Snapshots: Revised Zones for Midwest

 By Michael Leach

Baby it’s cold outside — but not as cold as it used to be. At least that’s the impression from the just-released Plant Hardiness Zone Map from the U.S. Dept. of Agriculture. This map shows the lowest temperatures likely during the winter and helps gardeners determine which plants can survive in their area.

For instance, Madison, Wisc. is now considered Zone 5a where the lowest winter temps can fall between -20 to – 15 F. In the last version, produced in 1990, Madison was in Zone 4 (-30 to -20 F).  The St. Louis metro area went from Zone 5 (-10 to -20 F) on the 1990 map to Zones 6a (-10 to -5 F) and 6b (-5 to 0) on the new.  Cincinnati, however, remains in Zone 6. Gardeners in these areas should select plants rated as hardy in Zone 5 for Madison and Zone 6 for St. Louis and Cincinnati. (Gardeners also should select plants that need the soil, light and water conditions found in their yards but this is gist for another post.)

Maybe the coldest readings in some parts of the Midwest just aren’t as cold as they were when the last map was produced in 1990. But that doesn’t grant us license to succumb to zone envy and begin planting delicate things hardy only in much warmer climes.

No. Caution is advised. There’s one sure bet in the Midwest — extreme weather. Regardless of groundhog prognostications, Easter egg hunts can be snowy affairs in even  the warmest parts of the Heartland.
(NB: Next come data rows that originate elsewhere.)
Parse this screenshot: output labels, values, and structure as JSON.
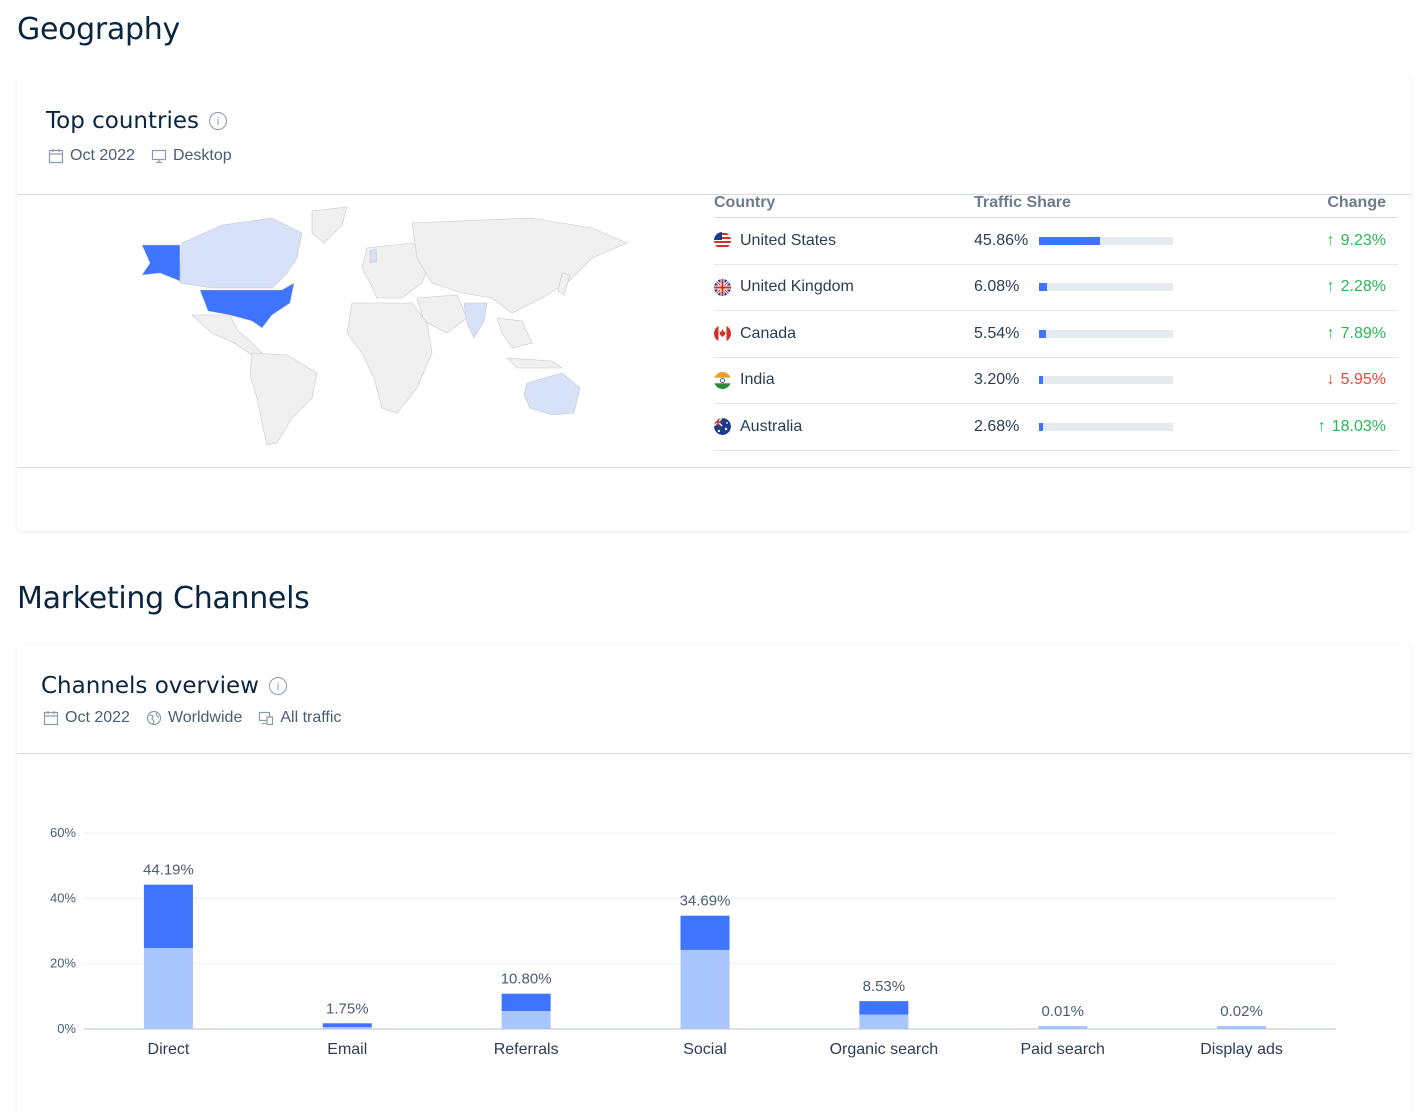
{
  "geography": {
    "section_title": "Geography",
    "card_title": "Top countries",
    "info_icon": "i",
    "date": "Oct 2022",
    "device": "Desktop",
    "table": {
      "headers": [
        "Country",
        "Traffic Share",
        "Change"
      ],
      "rows": [
        {
          "country": "United States",
          "share": "45.86%",
          "share_value": 45.86,
          "change": "9.23%",
          "direction": "up",
          "flag": "us-flag-icon"
        },
        {
          "country": "United Kingdom",
          "share": "6.08%",
          "share_value": 6.08,
          "change": "2.28%",
          "direction": "up",
          "flag": "uk-flag-icon"
        },
        {
          "country": "Canada",
          "share": "5.54%",
          "share_value": 5.54,
          "change": "7.89%",
          "direction": "up",
          "flag": "ca-flag-icon"
        },
        {
          "country": "India",
          "share": "3.20%",
          "share_value": 3.2,
          "change": "5.95%",
          "direction": "down",
          "flag": "in-flag-icon"
        },
        {
          "country": "Australia",
          "share": "2.68%",
          "share_value": 2.68,
          "change": "18.03%",
          "direction": "up",
          "flag": "au-flag-icon"
        }
      ]
    },
    "colors": {
      "highlight": "#3e74fe",
      "secondary": "#d7e1f7",
      "land": "#f0f0f0",
      "up": "#2bb656",
      "down": "#f04438"
    }
  },
  "channels": {
    "section_title": "Marketing Channels",
    "card_title": "Channels overview",
    "info_icon": "i",
    "date": "Oct 2022",
    "region": "Worldwide",
    "traffic": "All traffic"
  },
  "chart_data": {
    "type": "bar",
    "stacked": true,
    "categories": [
      "Direct",
      "Email",
      "Referrals",
      "Social",
      "Organic search",
      "Paid search",
      "Display ads"
    ],
    "totals": [
      44.19,
      1.75,
      10.8,
      34.69,
      8.53,
      0.01,
      0.02
    ],
    "value_labels": [
      "44.19%",
      "1.75%",
      "10.80%",
      "34.69%",
      "8.53%",
      "0.01%",
      "0.02%"
    ],
    "series": [
      {
        "values": [
          24.8,
          0.6,
          5.5,
          24.2,
          4.4,
          0.01,
          0.02
        ],
        "color": "#a8c5fd"
      },
      {
        "values": [
          19.39,
          1.15,
          5.3,
          10.49,
          4.13,
          0.0,
          0.0
        ],
        "color": "#3e74fe"
      }
    ],
    "yticks": [
      "0%",
      "20%",
      "40%",
      "60%"
    ],
    "ylim": [
      0,
      60
    ],
    "grid": true
  }
}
2 responses to “Snapshots: Revised Zones for Midwest

  1. Excellent thoughts, Michael. I also appreciated Debra’s comments on the topic in Sunday’s Columbus Dispatch story.

  2. Debra Knapke

    a note about this winter’s weather: the higher than average winter temperatures and extra precipitation in most of the Midwest is due to a La Nina in the Pacific. The introduction of the “warmer” USDA map is a serendipitous, yet interesting, event.